Cutaneous Leishmaniasis is a disease caused by the flagellated promastigote form of the Leishmania major parasite. The infection of the susceptible BALB/c mice with a high dose of this intracellular parasitic protozoan induces a sustained hyperalgesic response accompanied by up-regulation of the pro-inflammatory cytokines Interleukin-1β (IL-1β) and Interleukin-6 (IL-6). Interleukin-13 (IL-13) has been shown to reduce this hyperalgesia when IL-6 levels are increased and to reduce IL-1β levels during and after the treatment period. These observations imply that cytokine signaling cascades lead to the production of sympathetic amines via TNF-α and Keratinocyte Derived Chemokine (IL-8-like analogue) but not via prostaglandins. However, the role of TNF-α in L. major- induced hyperalgesia and its mechanism of action have not been elucidated. This study investigates the effects of anti TNF-α monoclonal antibody (Infliximab) on L. major-induced inflammation and hyperalgesia in mice and examines the levels of several inflammation-related cytokines.
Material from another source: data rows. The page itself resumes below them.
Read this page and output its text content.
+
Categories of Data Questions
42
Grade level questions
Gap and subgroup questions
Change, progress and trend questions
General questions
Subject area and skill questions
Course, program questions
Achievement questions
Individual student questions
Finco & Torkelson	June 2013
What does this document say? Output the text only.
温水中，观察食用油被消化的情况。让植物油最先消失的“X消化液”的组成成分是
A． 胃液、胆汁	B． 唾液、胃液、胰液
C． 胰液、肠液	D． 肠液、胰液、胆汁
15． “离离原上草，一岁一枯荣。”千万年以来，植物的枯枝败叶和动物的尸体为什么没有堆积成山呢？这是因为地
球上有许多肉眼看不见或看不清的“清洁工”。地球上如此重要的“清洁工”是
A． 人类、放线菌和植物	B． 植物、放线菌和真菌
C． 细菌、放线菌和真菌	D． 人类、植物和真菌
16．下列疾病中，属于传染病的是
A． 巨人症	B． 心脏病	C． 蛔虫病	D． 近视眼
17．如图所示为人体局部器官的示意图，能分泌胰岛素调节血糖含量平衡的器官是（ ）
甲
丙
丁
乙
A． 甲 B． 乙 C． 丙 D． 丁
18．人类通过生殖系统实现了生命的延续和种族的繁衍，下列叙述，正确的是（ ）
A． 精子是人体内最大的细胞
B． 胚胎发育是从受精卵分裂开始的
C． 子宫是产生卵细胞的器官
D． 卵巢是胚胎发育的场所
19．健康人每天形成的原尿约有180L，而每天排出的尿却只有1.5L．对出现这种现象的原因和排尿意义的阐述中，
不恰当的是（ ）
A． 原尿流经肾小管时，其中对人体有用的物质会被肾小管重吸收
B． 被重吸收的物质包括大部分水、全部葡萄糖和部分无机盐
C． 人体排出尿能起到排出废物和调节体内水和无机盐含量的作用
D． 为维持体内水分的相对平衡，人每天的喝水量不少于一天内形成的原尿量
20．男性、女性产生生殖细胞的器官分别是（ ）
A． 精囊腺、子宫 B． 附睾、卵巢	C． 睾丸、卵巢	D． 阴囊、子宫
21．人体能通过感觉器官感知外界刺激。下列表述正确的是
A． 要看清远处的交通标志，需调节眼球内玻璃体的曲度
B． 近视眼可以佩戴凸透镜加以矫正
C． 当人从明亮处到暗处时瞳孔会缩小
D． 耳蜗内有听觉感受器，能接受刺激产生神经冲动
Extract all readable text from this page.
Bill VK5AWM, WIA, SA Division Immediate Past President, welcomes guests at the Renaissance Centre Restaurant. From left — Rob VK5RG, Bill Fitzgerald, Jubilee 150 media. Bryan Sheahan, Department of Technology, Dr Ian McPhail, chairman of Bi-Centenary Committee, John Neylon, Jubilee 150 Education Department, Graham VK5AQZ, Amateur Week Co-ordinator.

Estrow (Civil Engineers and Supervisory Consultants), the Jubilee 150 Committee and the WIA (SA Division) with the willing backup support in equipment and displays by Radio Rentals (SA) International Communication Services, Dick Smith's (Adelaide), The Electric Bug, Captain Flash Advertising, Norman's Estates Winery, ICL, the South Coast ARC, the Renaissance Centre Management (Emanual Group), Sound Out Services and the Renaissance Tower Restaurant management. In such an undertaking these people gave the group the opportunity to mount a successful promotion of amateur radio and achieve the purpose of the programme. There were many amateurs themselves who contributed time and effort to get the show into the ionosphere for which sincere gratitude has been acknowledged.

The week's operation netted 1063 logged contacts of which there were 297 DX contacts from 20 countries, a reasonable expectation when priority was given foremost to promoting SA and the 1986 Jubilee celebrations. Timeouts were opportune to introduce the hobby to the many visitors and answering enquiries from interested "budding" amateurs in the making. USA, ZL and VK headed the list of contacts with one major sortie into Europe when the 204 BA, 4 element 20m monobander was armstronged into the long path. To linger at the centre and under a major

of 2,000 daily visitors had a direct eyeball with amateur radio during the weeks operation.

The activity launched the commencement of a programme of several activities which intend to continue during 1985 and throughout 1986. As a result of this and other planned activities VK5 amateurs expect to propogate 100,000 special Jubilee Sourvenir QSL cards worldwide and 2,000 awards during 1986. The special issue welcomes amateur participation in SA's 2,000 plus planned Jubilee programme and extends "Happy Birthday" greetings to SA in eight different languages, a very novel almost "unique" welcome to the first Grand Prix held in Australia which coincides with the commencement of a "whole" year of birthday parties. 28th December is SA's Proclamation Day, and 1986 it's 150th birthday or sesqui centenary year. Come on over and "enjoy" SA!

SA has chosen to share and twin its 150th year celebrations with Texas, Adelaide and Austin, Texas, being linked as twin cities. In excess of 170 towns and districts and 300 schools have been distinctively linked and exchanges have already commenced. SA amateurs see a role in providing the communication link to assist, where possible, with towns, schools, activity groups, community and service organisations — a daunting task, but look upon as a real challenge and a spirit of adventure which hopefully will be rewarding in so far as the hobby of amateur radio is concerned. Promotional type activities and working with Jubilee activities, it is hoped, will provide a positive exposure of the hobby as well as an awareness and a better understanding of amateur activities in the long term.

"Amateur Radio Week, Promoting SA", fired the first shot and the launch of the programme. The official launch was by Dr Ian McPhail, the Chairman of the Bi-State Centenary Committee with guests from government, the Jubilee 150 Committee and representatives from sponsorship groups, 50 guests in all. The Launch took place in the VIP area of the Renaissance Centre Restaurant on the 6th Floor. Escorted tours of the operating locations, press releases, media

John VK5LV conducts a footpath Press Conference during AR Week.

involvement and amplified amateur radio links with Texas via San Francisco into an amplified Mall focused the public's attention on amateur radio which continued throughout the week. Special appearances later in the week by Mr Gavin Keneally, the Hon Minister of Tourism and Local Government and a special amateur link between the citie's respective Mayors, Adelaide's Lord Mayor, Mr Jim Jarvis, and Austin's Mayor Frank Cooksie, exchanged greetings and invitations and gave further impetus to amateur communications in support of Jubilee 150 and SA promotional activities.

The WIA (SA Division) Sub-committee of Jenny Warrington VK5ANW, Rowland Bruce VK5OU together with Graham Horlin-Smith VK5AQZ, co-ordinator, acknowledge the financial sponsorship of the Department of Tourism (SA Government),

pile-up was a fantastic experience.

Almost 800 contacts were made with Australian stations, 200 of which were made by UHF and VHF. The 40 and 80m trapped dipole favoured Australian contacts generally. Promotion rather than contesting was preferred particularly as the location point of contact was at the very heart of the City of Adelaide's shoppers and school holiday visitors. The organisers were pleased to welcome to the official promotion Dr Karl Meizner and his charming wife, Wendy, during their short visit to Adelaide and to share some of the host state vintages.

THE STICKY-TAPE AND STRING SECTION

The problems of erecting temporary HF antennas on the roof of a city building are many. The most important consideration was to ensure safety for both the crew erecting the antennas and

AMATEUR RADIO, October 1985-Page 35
High doses of L. major parasites were injected in L. major susceptible BALB/c mice in the presence of Anti-TNF-α . The Hot Plate and Tail Flick tests were used to examine hyperalgesia and results showed that Anti-TNF-α significantly reduces L. major-induced hyperalgesia in a dose-dependent manner. The effects of anti-TNF-α injections on the cytokine levels were assessed using ELISA kits. Compared to control mice, TNF-α neutralization up-regulated "anti-inflammatory cytokines" such as IL-10 and downregulated "pro-inflammatory cytokines" such as IL-1β and IFN-γ. In addition, novel roles of IL-17 and KC in limiting leishmaniasis progression and hyperalgesia were established. Finally, the course of the infection was assessed via parasite burden and regression of parasite growth was observed in Anti-TNF-α antibody treated mice. Taken together, L. major-induced hyperalgesia was shown to be mediated by TNF-α which in turn may have a potential role in enhancing leishmaniasis progression in susceptible hosts.